As nações mais ricas já conseguiram assegurar três bilhões de vacinas, o suficiente para toda a população com duas doses. O excedente seria suficiente para “vacinar a totalidade da população adulta de África”.
Público, 19 de fevereiro de 2021
Os países ricos vão ter mais de mil milhões de doses de vacinas contra a covid-19 do que aquelas que vão precisar para a sua população, deixando as nações mais pobres a lutar por restos. É o retrato traçado num relatório de ativistas antipobreza publicado esta sexta-feira.
Numa análise aos atuais acordos de fornecimento de vacinas anticovid-19, a ONE Campaign sublinha que os países ricos, tais como os Estados Unidos e o Reino Unido, deveriam partilhar as doses que compraram a mais para apoiar uma resposta global à pandemia.
“Estas doses em excesso são suficientes para vacinar a totalidade da população adulta de África”, lê-se na análise.
A organização não-governamental, que luta contra a pobreza e doenças evitáveis, diz que, se isso não acontecer, vai negar-se a proteção essencial contra o SARS-CoV-2 (que causa a doença covid-19) a milhares de milhões de pessoas, algo que tem o potencial de prolongar a pandemia.
O relatório analisou os contratos já assinados com as cinco principais farmacêuticas detrás das vacinas contra a covid-19: Pfizer/BioNTech, Moderna, Universidade de Oxford/AstraZeneca, Johnson & Johnson e Novavax. E concluiu que, até à data, os EUA, a União Europeia (que inclui os 27 Estados-membros), o Reino Unido, a Austrália, o Canadá e o Japão já asseguraram mais de 3 mil milhões de doses — mais mil milhões de vacinas do que aquelas que precisavam para vacinar as suas populações com as duas doses necessárias.
Acumular aumenta risco de novas variantes
“Este excedente enorme é a personificação do nacionalismo das vacinas”, disse Jenny Ottenhoff, directora da One Campaign para políticas públicas.
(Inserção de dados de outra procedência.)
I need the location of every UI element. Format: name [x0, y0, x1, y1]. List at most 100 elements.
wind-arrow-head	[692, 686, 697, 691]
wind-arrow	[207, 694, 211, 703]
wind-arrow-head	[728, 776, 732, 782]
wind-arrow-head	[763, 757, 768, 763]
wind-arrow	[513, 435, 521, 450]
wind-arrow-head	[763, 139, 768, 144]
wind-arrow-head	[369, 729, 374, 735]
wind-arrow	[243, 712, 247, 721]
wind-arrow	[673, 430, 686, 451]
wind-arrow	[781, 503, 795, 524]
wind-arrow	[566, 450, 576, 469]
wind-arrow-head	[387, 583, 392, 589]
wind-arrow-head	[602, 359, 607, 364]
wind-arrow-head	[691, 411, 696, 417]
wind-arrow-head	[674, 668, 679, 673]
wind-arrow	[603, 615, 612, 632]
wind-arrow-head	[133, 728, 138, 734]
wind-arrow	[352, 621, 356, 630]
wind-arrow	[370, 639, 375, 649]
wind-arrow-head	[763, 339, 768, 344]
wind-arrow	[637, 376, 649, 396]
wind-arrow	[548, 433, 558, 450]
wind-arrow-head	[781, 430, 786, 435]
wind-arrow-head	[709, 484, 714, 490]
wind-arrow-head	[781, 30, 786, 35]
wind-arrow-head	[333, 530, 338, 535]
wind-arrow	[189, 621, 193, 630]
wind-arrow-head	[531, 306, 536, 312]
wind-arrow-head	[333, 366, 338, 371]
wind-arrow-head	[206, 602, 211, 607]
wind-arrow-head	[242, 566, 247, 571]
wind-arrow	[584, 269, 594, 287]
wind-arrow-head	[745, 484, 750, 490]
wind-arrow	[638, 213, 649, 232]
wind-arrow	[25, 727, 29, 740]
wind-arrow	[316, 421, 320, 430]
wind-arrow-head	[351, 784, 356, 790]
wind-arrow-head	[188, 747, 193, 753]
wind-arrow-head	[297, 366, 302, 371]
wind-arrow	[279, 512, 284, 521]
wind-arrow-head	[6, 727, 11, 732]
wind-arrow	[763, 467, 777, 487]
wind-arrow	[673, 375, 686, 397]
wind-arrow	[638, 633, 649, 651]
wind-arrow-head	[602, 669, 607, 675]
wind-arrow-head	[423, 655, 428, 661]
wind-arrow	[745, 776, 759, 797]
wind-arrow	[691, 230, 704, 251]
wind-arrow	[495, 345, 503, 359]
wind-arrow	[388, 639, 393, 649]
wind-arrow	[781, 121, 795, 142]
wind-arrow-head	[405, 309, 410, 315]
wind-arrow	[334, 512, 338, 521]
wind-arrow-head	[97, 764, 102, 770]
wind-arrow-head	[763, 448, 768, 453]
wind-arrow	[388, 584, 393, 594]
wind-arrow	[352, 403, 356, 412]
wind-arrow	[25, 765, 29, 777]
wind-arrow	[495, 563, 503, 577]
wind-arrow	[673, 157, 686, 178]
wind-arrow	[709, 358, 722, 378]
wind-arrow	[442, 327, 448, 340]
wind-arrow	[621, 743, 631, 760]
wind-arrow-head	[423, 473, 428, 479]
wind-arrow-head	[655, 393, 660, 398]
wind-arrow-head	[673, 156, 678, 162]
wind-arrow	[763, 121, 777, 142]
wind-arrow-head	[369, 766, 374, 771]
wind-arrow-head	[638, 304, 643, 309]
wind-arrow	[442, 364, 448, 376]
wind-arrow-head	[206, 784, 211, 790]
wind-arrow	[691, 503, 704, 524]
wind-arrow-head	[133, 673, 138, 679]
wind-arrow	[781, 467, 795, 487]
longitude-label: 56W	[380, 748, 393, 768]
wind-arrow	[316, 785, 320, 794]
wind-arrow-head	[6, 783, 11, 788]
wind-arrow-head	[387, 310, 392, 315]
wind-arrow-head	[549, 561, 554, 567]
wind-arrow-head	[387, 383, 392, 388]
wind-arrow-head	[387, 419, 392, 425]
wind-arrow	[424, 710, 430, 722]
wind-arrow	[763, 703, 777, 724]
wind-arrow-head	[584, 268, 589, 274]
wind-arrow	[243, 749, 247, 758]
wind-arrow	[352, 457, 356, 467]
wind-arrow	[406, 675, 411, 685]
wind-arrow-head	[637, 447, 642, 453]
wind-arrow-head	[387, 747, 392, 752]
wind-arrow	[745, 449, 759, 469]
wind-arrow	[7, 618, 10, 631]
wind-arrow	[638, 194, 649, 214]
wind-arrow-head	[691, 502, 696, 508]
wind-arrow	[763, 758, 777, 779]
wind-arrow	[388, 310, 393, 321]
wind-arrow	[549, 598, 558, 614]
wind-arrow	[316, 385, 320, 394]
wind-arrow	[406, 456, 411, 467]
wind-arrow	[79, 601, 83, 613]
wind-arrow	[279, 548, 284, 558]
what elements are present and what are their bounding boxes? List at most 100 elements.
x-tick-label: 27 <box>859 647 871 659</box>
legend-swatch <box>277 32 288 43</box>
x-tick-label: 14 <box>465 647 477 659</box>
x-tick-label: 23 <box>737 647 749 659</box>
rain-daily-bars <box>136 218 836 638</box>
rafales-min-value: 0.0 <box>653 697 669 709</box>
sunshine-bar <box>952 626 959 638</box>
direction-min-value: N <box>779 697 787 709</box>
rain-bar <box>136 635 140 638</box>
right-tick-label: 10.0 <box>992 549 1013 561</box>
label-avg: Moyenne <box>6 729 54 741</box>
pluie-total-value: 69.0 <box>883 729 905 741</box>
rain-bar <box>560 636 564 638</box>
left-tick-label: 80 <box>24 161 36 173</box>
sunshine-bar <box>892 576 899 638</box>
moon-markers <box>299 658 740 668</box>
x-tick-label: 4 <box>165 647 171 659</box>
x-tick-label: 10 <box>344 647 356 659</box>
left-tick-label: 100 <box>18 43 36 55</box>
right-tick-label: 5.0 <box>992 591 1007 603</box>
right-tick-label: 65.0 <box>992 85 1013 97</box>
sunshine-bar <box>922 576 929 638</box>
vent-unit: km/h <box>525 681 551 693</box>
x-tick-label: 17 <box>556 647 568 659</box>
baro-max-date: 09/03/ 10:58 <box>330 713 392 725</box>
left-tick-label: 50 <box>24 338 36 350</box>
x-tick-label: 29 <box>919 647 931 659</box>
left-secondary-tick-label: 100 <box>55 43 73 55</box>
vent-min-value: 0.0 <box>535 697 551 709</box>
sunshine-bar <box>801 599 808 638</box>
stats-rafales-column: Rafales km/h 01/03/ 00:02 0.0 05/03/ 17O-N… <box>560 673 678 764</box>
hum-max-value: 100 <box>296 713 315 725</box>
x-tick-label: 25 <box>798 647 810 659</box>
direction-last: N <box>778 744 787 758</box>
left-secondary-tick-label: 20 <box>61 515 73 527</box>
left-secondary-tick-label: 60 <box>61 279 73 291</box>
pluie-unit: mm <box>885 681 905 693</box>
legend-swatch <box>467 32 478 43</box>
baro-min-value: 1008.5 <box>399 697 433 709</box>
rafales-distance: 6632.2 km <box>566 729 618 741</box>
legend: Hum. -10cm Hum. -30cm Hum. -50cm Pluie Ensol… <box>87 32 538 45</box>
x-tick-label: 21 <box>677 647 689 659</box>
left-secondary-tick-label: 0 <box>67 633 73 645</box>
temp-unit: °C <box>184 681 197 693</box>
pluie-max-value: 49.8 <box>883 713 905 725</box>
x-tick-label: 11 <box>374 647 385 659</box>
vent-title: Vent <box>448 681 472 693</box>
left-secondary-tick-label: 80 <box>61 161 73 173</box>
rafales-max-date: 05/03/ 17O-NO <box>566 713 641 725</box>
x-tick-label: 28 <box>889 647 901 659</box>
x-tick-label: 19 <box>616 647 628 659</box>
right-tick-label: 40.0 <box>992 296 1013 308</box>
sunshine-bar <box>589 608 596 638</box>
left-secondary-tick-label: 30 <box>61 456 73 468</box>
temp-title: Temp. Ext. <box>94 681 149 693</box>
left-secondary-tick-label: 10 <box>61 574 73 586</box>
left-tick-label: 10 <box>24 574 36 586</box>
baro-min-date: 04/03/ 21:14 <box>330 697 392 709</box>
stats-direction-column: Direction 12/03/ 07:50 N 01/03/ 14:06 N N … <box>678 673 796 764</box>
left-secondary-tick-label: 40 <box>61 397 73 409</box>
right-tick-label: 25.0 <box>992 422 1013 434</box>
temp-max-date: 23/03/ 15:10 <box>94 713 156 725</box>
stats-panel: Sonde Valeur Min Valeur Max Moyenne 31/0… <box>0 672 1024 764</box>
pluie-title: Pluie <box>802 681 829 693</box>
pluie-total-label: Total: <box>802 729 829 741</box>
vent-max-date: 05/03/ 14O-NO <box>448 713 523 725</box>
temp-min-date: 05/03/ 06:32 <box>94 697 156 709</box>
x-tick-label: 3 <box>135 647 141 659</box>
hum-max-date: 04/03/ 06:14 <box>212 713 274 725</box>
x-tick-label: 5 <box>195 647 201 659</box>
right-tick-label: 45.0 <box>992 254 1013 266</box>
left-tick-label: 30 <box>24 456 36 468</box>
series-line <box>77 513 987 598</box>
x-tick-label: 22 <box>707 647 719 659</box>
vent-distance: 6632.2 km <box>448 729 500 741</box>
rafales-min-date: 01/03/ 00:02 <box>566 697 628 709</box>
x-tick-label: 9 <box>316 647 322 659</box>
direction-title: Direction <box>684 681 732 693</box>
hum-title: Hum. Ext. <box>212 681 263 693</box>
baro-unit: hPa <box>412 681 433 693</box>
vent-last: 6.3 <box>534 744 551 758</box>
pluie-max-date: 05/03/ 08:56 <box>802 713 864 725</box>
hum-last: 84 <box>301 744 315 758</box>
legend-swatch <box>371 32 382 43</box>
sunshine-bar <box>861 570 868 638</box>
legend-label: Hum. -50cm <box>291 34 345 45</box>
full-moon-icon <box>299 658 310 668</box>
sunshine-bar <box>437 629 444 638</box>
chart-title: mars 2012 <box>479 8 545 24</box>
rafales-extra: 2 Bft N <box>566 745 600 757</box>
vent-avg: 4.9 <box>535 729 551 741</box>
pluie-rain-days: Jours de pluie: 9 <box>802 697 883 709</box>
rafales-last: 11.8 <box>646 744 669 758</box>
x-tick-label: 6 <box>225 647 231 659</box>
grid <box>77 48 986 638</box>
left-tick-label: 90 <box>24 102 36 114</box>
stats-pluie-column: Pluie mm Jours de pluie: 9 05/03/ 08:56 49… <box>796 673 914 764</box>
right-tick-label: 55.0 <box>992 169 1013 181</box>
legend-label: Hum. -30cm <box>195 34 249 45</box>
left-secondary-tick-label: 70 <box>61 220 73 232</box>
Afirma, ainda que é “necessário que se corrija o rumo” da vacinação se quisermos “proteger milhares de milhões de pessoas em todo o mundo”.
“Os líderes das nações ricas não estão a fazer nenhum favor aos seus próprios cidadãos nem ao resto do mundo se acumularem vacinas. Se o vírus puder prosperar em qualquer parte do mundo, o risco de novas variantes aumenta, e é apenas uma questão de tempo até que surjam estirpes que minem as vacinas e ferramentas que foram desenvolvidas para combater a covid-19”, continua.
A análise concluiu que, juntamente com as entregas das vacinas adquiridas através do plano global Covax e outros acordos bilaterais, as doses que os países ricos compraram em excesso contribuiriam em muito para proteger as pessoas mais vulneráveis nos países mais pobres.
Isto reduziria significativamente o risco de mortes causadas pela covid-19 e limitaria as hipóteses de surgimento de novas variantes de vírus, acelerando o fim da pandemia.
A Organização Mundial de Saúde instou na quinta-feira as nações que já compraram vacinas a doarem-nas ao Covax (em vez de as doarem a nações específicas, de forma unilateral) para assegurar a equidade.